Muss ich mit Christo leiden,
So werd’ ich auch nach dieser Zeit
Mit Christo wieder auferstehen
Zur Ehr’ und Herrlichkeit
Und Gott in meinem Fleische sehen!
8. Aria Sopran, Oboe I, Streicher, Continuo
Letzte Stunde, brich herein,
Mir die Augen zuzudrücken!
Lass mich Jesu Freudenschein
Und sein helles Licht erblicken!
Lass mich Engeln ähnlich sein!
Letzte Stunde, brich herein!
9. Choral SATB, Tromba I, Oboe I-III, Oboe da caccia, Fagott, Streicher, Continuo
So fahr’ ich hin zu Jesu Christ,
Mein’ Arm tu ich ausstrecken;
So schlaf ich ein und ruhe fein;
Kein Mensch kann mich aufwecken
Denn Jesus Christus, Gottes Sohn,
Der wird die Himmelstür auftun,
Mich führ’n zum ew’gen Leben.
Im Gegensatz zur Osterkantate BWV 4, die für einen derart hohen Festtag besetzungstechnsich doch etwas "spartanisch" daherkommt (und in der noch dazu die Grundtonart e-moll vorherrscht!), erfüllt Bach mit dieser festlichen Kantate nun alle Erwartungen, die man an eine feierlich-jubelnde Ostersonntags-Komposition der Barockzeit im allgemeinen so stellt:
Reiche Instrumentalbesetzung mit "Pauken und Trompeten" - sehr prächtig, strahlendes C-Dur herrscht als Tonart vor - freudiger Jubel zu Beginn!

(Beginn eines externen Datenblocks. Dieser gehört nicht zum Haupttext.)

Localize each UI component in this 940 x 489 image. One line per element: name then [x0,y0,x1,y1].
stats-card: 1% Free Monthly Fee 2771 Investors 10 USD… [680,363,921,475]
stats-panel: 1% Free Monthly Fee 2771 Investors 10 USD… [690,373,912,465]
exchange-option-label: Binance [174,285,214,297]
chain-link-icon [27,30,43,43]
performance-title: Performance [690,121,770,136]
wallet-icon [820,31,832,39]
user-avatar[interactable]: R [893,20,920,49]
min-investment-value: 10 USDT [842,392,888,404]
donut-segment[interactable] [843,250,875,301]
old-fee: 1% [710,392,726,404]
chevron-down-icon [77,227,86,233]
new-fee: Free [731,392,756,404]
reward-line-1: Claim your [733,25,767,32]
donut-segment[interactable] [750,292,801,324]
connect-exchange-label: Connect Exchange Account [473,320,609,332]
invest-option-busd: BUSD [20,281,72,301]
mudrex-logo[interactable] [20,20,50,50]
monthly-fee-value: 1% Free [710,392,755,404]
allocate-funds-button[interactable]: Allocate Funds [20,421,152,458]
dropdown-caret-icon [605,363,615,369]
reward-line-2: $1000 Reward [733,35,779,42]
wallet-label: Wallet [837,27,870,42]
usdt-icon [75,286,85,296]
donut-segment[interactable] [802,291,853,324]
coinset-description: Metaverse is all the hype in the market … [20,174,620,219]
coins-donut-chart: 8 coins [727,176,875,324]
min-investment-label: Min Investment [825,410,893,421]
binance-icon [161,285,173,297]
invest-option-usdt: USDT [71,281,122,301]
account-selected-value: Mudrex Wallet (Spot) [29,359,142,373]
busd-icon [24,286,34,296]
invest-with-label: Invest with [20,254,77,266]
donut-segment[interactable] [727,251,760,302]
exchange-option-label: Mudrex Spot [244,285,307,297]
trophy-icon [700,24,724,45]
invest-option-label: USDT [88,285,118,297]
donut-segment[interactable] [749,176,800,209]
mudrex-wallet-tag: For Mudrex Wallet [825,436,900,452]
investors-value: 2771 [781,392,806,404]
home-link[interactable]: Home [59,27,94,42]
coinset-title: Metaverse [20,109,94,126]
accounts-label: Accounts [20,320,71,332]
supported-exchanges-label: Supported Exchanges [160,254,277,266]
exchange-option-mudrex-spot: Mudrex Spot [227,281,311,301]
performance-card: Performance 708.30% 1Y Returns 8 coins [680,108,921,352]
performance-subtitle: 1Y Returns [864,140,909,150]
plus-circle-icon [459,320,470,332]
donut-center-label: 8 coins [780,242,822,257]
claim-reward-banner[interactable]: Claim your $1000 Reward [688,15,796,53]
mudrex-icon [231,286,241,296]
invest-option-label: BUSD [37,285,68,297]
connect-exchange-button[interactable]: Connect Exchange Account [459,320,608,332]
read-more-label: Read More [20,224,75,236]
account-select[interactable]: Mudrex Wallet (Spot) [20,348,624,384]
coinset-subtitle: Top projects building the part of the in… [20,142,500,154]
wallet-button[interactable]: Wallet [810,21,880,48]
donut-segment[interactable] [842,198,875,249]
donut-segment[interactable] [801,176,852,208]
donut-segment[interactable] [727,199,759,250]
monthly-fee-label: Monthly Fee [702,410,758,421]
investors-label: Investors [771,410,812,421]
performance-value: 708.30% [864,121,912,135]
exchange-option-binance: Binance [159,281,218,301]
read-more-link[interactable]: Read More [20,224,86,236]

Und wie zu erwarten, hat Bach auch diese Kantate aus seiner Weimarer Zeit in Leipzig mehrfach wieder aufgeführt (die Jahre 1724, 1731 und 1735 werden hier mehrfach genannt - vielleicht geschah es aber auch noch häufiger). Hierbei wurden immer wieder Besetzungsänderungen im Orchesterapparat erforderlich, die vor allem die Holzbläser betreffen.
Es fällt schon auf, wie ungleich die Gewichtung Passionsmusik (Karfreitag) zu Osterfesttagsjubel in Bachs kompositorischem Schaffem verteilt ist. Der Matthäus- oder Johannes-Passion ist kein vergleichbares Oster-Werk an die Seite zu stellen. Das hat sicherlich mit der für die protestantische Theologie größeren Bedeutung des Karfreitags zu tun - schade ist es aber trotzdem...
Die Textdichtung Francks bringt selbst in die österliche Jubelstimmung des heutigen Festtags die typisch barocke Todessehnsucht als Aspekt mit ein, was vor allem in der Arie Nr. 8 (mit herrlicher Solo-Obenbegleitung!) zum Ausdruck kommt. So erklingt hier bereits in den Streicherstimmen die Choralmelodie, die im Schlusschoral direkt anschließend vom Chor vorgetragen wird - eine Strophe des Liedes "Wenn mein Stündlein vorhanden ist" von Nikolaus Hermann. Aus Sicht der damaligen Zeit eine passende Wahl - für mich gerade zu Ostern hingegen doch etwas befremdlich. Immerhin von Bach durch Verwendung der Solo-Trompete festlich gekrönt!